The success of ‘participative’ visualisations

On December 21st 2013 the New York Times published a project titled ‘How Y’all, Youse, and You Guys Talk’, developed by Wilson Andrews and Josh Katz. The project is based on Josh’s own research exploring ‘Regional Dialect Variation in the Continental US‘ building on questions and data from the Harvard Dialect Survey, a linguistics project by Bert Vaux and Scott Golder.

HowYall2

By responding to the 25 different questions about the language you most likely use in different situations the project builds a picture of your dialect. Once you have completed the quiz a final heat map provides an indication of the “probability that a randomly selected person in that location would respond to a randomly selected survey question the same way that you did”. In other words, where in the US would you most likely find somebody who uses a similar dialect to you.

HowYall

Taken in isolation, it is a terrific project, but its success in the context of visitor levels is quite staggering.

As the year closed out, analysis was conducted on the most visited pages across the entire New York Times’ website throughout the year and this project was ranked the number 1 most visited content of 2013.

2013-Most-Visited-1

In only 11 days – a period that includes the distractions of Christmas and New Year holidays – it had achieved more attention than the NYT’s articles covering subjects such as the Boston bombings, the appointment of a new Pope, and a highly-publicised Op-Ed by Vladimir Putin. We clearly don’t know from this metric what level of engagement was achieved – how long people stayed on the site, how many went through the full quiz, for example – but this is clearly an extraordinary and landmark achievement.

So, what does this tell us?

I think the main takeaway from this is how people love to participate: we are enthusiastic about anything that will result in a new understanding of where our views or attributes fit in the world. Recent projects from the BBC Graphics Team – including the global pay scale, global fat scale, 7 billionth birth, class calculator (developed in partnership with Applied Works) – have similarly shown how successful and popular participation based projects can be.

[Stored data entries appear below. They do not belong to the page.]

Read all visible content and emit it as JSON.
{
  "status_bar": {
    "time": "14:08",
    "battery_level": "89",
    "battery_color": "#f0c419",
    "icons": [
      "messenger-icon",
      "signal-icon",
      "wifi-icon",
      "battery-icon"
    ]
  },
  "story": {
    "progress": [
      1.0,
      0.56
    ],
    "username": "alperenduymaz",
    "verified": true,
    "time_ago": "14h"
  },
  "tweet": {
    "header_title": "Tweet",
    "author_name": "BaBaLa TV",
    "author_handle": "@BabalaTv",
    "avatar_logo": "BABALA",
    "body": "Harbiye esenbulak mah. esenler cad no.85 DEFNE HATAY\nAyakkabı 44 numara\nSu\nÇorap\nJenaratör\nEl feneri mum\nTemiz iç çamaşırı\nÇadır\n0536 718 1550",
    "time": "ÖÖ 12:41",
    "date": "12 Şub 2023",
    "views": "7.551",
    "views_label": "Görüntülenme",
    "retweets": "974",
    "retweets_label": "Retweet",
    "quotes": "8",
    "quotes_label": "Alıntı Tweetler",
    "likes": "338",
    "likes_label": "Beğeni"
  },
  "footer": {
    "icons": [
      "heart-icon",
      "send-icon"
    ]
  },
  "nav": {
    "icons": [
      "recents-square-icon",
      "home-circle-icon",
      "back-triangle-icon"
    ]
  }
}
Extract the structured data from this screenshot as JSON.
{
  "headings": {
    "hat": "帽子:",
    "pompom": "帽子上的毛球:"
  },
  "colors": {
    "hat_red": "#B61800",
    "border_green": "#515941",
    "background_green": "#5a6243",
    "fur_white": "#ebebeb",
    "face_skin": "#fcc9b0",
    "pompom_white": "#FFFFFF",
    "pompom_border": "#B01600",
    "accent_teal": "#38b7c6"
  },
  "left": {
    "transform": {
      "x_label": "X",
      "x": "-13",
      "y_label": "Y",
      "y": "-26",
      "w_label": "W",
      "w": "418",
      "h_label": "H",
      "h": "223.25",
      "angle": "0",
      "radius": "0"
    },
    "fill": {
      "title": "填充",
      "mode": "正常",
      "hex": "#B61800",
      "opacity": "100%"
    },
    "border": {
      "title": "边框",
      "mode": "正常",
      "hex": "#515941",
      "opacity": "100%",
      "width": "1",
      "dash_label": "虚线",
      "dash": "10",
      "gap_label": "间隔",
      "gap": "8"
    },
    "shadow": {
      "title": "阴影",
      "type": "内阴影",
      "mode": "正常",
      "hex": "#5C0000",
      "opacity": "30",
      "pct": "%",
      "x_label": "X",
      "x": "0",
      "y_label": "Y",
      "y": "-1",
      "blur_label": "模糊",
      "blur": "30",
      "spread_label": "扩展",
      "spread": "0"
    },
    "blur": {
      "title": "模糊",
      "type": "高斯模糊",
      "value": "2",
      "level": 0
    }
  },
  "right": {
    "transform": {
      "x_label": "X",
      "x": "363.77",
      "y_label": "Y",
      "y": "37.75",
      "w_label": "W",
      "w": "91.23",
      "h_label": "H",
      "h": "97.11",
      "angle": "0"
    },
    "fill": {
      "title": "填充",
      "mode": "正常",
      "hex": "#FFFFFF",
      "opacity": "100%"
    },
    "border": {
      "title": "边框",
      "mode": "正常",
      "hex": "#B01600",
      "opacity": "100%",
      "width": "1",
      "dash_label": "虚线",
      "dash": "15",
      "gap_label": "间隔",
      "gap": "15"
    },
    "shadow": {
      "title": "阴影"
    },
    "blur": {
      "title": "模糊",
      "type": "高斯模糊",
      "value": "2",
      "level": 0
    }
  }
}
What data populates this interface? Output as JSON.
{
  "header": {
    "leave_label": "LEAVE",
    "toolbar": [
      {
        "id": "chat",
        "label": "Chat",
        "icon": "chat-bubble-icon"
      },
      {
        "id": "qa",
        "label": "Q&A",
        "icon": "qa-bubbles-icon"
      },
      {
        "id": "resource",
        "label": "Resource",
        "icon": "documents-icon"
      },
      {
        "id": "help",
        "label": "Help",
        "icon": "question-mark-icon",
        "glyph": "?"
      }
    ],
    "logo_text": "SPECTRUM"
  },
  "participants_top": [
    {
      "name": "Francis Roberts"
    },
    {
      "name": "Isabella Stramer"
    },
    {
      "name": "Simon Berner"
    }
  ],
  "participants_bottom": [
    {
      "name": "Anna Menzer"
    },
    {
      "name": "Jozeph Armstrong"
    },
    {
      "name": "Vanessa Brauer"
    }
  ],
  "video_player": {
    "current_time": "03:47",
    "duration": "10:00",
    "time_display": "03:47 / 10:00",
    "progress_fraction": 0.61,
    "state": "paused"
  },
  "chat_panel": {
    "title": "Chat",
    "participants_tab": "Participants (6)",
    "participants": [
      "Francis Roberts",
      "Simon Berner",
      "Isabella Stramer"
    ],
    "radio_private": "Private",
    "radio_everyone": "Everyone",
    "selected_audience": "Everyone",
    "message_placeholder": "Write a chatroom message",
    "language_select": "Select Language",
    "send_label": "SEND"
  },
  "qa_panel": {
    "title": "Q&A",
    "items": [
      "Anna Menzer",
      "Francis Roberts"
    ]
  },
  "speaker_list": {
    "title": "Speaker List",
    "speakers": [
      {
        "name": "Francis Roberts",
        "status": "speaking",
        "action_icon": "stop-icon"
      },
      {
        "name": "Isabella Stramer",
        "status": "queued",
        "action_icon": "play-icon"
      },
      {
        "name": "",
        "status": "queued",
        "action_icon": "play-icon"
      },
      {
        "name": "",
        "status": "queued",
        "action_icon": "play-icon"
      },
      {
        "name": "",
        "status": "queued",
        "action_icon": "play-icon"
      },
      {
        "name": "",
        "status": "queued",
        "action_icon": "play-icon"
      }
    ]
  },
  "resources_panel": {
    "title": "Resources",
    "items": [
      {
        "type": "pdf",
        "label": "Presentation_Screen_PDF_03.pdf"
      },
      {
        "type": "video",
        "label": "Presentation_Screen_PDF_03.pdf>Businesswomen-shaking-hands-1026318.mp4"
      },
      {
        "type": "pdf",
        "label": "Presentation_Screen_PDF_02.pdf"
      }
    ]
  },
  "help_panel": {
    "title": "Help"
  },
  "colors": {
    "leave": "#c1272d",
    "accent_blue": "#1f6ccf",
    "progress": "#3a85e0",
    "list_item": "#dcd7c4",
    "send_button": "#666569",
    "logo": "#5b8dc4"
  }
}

Other popular examples such as the NYT’s 512 paths or the Guardian’s ‘Balloons‘ projects are also participatory but in a different way. Rather than directly feed them with specific data you are invited to simulate the outcome of the key swing states in the lead up to the 2012 US elections.

These examples go beyond ‘just’ interactivity in the sense of exploring different views or diving into details of our data. Instead, we are directly involved in arriving at some outcome, some final ‘answer’ that let’s us understand a subject from our perspective.

This isn’t an attempt to express a paradigm shift in thinking across the field but it feels an important juncture to acknowledge ‘participative’ visualisation as an important sub-set of the interactive visualisation landscape.